A juzgar por los resultados de la encuesta, nuestras élites son bastante provincianas. Casi ensimismadas. Leen El Tiempo, El Espectador y Semana. Ven Caracol y RCN. Oyen Caracol, W Radio y RCN. En Bogotá, la Atenas suramericana, una minoría casi insignificante manifiesta una preferencia por algún medio extranjero: The New York Times, The Economist o CNN. Las élites se autoclasifican en el centro del espectro socioeconómico, con un leve sesgo a la derecha. Desconfían del Congreso y los sindicatos. Y confían en el Banco de la República y en la Corte Constitucional. En general las opiniones de las élites tradicionales son (vale la redundancia) bastante tradicionales.
Pero hay un resultado sorprendente, inesperado: el conflicto armado ya no parece preocupar a las élites colombianas. La mayoría opina que la corrupción y la gobernabilidad son los principales desafíos en el campo político. Apenas seis por ciento menciona el conflicto, la paz y los derechos humanos. La mayoría considera que el desempleo, la pobreza y la salud son los principales problemas sociales. Sólo cuatro por ciento hace referencia a la inseguridad y a los desplazados. El comercio internacional es el tema prioritario en el campo internacional. Los derechos humanos y los problemas fronterizos son percibidos como asuntos secundarios. En el campo económico, la inseguridad ya no preocupa a nadie. En síntesis, el conflicto parece haber desaparecido de la mente de las élites políticas, empresariales y académicas.
Para sus élites, Colombia se convirtió en un país normal, con los problemas típicos de un país de mitad de tabla (desempleo, pobreza, corrupción, desigualdad, etc.), pero sin los problemas atípicos que, hace apenas unos años, amenazaban la viabilidad del Estado. En esta visión, ya no debemos compararnos con Sudán y Afganistán sino con Perú y Turquía. En esta suerte de ficción compartida, el conflicto en Colombia ya hace parte del pasado, ya es una realidad superada, un problema resuelto.

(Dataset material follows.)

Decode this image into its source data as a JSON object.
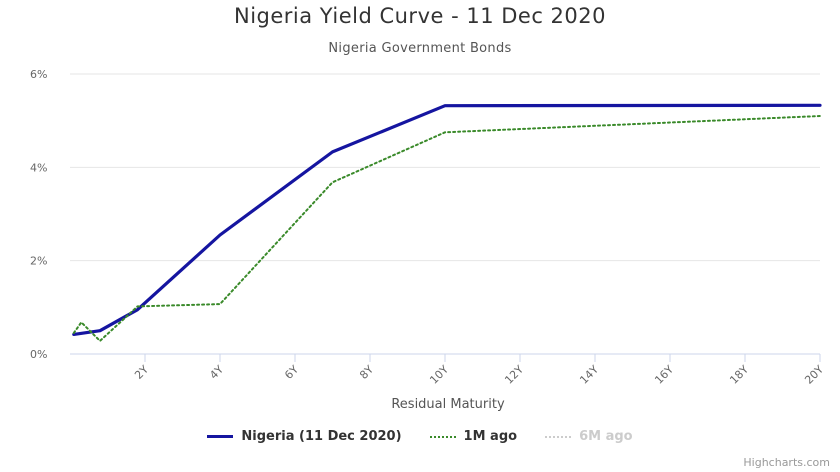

El presidente Santos y los inversionistas extranjeros también están metidos en el cuento de la normalidad. Los soldados muertos, los civiles asesinados, los ataques guerrilleros, las venganzas del narcotráfico, etc. desaparecieron de las primeras páginas de los periódicos, se convirtieron en un ruido de fondo. Ya nadie menciona, por ejemplo, nuestra muy alta, casi alarmante, tasa de homicidios (mucho mayor que la de México). En fin, la normalidad se instaló en la mente de nuestras élites. Pero no ha llegado todavía, cabe reconocerlo, a muchas regiones de Colombia. Cuesta decirlo pero aún no somos un país normal.